The publishing world has changed significantly since the days when I was first writing. Back then (and at the risk of aging myself, we’re talking about the first half of the 1990’s, LOL) there was one path to having your work available to readers: traditional publishers. They were the gatekeepers, the “golden ticket” to a tangible, beautiful book on a shelf, distribution, and ultimately, readers.
The publisher handled things like galleys, and securing reviews from reputable reviewers who would then print those reviews in publications or later, online, to entice (provided the review was good), readers to give the story a try.
I’ve had my share of great (and a few not so great) reviews. Several of my books won or placed as a finalist for national awards like Reviewer’s International Organization or the Romance Writer’s of America RITA Award (Secret Vows), or major publications like RT Book Reviews (For “Best Medieval-Set Historical” and/or “Best Historical K.I.S.S. Hero”:The Crimson Lady, The Sweetest Sin, Beyond Temptation, Sinful Pleasures). My last published novel, The Templar’s Seduction, was favorably reviewed by some major publications like Publisher’s Weekly.

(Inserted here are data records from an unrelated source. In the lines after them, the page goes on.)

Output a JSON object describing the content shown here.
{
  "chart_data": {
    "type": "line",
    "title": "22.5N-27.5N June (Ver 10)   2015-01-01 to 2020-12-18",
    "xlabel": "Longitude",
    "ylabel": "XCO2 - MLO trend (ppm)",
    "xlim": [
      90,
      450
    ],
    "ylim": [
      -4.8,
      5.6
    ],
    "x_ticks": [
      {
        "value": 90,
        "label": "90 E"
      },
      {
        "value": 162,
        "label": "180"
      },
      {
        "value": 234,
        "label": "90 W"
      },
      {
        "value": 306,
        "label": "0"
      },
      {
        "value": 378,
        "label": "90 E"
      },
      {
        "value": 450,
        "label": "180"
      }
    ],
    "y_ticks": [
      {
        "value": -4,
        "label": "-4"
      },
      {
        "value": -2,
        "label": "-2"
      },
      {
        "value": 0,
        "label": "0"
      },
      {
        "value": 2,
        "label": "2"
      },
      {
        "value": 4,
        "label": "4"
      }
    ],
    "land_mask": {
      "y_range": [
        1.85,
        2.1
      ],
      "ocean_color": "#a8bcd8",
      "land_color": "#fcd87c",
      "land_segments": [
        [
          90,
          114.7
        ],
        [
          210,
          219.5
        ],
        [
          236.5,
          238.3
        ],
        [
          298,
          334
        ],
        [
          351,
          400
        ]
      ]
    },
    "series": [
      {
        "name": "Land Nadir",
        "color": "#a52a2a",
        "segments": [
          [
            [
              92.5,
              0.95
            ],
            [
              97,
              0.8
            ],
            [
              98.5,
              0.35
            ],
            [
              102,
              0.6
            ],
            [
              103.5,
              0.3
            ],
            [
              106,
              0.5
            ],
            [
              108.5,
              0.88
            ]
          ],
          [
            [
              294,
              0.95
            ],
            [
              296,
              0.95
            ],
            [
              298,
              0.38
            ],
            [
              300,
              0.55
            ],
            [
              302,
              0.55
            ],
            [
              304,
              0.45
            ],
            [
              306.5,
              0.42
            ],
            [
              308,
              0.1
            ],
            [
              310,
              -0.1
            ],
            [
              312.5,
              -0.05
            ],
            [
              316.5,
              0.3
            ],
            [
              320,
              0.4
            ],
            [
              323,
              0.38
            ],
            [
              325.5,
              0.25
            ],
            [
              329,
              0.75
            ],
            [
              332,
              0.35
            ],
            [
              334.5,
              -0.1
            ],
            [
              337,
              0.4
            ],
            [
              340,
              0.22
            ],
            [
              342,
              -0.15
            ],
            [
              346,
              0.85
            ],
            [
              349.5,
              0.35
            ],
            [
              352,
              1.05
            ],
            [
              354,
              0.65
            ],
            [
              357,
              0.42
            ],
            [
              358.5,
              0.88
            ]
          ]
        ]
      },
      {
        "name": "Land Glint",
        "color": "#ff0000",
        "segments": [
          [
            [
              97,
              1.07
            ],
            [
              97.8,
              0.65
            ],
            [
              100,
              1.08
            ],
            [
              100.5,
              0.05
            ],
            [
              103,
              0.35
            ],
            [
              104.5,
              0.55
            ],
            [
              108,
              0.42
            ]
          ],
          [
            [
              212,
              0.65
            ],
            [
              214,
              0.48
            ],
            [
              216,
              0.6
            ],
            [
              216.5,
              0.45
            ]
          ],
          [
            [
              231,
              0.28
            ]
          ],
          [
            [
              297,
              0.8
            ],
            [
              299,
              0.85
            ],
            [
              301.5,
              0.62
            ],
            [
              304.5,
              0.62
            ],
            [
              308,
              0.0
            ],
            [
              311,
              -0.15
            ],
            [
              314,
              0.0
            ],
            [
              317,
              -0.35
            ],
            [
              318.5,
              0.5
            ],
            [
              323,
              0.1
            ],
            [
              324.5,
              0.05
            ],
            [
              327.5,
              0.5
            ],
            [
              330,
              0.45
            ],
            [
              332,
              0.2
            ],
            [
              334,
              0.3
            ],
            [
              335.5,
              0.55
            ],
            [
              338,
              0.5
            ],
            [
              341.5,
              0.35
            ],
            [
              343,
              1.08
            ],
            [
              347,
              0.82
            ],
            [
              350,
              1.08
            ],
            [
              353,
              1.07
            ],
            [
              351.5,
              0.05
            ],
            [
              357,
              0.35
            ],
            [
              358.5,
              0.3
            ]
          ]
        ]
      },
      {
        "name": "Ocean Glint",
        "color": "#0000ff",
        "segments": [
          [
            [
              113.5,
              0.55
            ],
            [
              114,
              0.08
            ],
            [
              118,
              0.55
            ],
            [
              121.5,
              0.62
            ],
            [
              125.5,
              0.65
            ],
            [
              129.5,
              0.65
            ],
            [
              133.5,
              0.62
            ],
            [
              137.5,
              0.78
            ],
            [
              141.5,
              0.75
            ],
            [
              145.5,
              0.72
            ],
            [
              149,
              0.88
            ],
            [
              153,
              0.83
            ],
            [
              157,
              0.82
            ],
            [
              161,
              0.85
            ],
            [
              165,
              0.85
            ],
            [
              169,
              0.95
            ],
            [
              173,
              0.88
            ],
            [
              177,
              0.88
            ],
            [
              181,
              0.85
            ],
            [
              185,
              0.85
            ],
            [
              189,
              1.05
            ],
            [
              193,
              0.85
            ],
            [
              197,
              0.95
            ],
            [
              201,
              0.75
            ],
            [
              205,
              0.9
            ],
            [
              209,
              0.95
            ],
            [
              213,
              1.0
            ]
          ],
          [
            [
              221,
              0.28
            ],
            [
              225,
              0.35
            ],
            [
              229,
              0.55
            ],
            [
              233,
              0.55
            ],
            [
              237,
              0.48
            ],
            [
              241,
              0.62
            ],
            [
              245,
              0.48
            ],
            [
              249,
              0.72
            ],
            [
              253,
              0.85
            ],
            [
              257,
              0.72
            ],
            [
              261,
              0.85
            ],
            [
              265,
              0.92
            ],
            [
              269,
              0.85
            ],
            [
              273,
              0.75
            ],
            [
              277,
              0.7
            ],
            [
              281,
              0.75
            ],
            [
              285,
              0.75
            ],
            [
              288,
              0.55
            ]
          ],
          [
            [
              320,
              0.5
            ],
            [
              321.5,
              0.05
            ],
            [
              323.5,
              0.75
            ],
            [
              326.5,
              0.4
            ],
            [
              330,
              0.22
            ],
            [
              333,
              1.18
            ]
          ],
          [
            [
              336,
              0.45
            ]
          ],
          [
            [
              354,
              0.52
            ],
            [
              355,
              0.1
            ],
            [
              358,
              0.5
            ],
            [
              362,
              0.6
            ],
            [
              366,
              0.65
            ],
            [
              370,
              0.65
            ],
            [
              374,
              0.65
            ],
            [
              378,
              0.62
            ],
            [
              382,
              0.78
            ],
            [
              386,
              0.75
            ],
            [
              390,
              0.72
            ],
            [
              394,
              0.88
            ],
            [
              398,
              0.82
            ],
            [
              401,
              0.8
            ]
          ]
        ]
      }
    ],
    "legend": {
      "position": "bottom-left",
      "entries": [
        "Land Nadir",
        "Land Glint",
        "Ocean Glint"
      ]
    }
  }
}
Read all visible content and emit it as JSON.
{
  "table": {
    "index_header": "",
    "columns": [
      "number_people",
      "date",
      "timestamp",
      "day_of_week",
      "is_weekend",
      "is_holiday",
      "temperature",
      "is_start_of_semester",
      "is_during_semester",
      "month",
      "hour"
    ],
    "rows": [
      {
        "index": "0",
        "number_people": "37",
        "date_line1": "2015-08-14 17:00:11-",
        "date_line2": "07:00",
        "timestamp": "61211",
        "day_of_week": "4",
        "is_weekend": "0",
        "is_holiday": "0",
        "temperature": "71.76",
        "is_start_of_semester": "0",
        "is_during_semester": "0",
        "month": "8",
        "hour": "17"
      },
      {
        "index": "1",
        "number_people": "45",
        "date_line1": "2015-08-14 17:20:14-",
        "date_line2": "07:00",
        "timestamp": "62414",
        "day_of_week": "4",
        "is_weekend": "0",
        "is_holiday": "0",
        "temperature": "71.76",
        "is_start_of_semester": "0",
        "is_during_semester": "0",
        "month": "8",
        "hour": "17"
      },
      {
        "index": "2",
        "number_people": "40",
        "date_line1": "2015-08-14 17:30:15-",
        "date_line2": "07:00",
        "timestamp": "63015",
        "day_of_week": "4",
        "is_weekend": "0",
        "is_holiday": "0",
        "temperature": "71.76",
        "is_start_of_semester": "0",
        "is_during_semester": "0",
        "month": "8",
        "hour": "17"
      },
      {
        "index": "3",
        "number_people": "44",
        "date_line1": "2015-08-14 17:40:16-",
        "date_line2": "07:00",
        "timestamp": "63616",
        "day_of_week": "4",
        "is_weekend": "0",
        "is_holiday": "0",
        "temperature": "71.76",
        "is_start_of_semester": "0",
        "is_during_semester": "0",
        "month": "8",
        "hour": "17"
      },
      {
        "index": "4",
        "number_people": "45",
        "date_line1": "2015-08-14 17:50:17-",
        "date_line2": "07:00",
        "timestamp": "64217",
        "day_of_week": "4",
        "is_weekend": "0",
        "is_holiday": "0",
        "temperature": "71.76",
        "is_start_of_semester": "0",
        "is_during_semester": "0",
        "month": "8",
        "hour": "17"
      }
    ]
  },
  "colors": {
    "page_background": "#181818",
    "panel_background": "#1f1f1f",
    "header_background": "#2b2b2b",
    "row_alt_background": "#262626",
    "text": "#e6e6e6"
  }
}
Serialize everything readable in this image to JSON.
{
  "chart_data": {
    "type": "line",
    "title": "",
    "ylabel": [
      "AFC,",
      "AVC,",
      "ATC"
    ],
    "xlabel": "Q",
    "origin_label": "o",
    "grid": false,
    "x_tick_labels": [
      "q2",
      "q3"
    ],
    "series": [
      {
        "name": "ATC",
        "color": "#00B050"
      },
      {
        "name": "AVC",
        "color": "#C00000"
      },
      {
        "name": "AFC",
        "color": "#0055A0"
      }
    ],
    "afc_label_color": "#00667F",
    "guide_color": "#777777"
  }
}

But the game of reviews has changed entirely, now that I’m moving forward on my own. I’m technically still a hybrid author (the phrase coined by Bob Mayer back in 2011), in that several of my books are still being published by HarperCollins; however, with the shift into a new genre and after a seven year hiatus wherein I didn’t put out any new books, the landscape has changed.
But of course being one of literally thousands of self-publishing authors in today’s book and reading landscape changes things. I liken it to several thousand people standing in a field, waving flags and calling out, “Look at Me!” “Pick me!”
That’s what reviewers (and ultimately readers) have to choose from.
How can they tell what books are well-written, well-researched, professionally edited and copy-edited, with care and professionalism?
And therein lies the problem.
In today’s publishing landscape, it’s exciting and open and anyone with a great idea can write their book and put it out there. The gatekeepers are gone. But it leaves an abundance of material from which reviewers and readers must choose, and the ringing question becomes, how to on one’s own accomplish what the gatekeeper’s used to do: secure at least a read from reputable reviewers. Of course there is no guarantee the work will get a positive review…but one will never know if one’s book never even makes it onto a reviewer’s desk.
So, what do you think? For readers (who may or may not also be writers), how important are reviews for noticing a book you might want to read? Do you have other tried-and-tried methods of finding books to try?
For writers, how do you handle the business of reviews? Do you actively seek them out, or just wait until after your book comes out for your everyday reader reviews to come in on amazon and the like?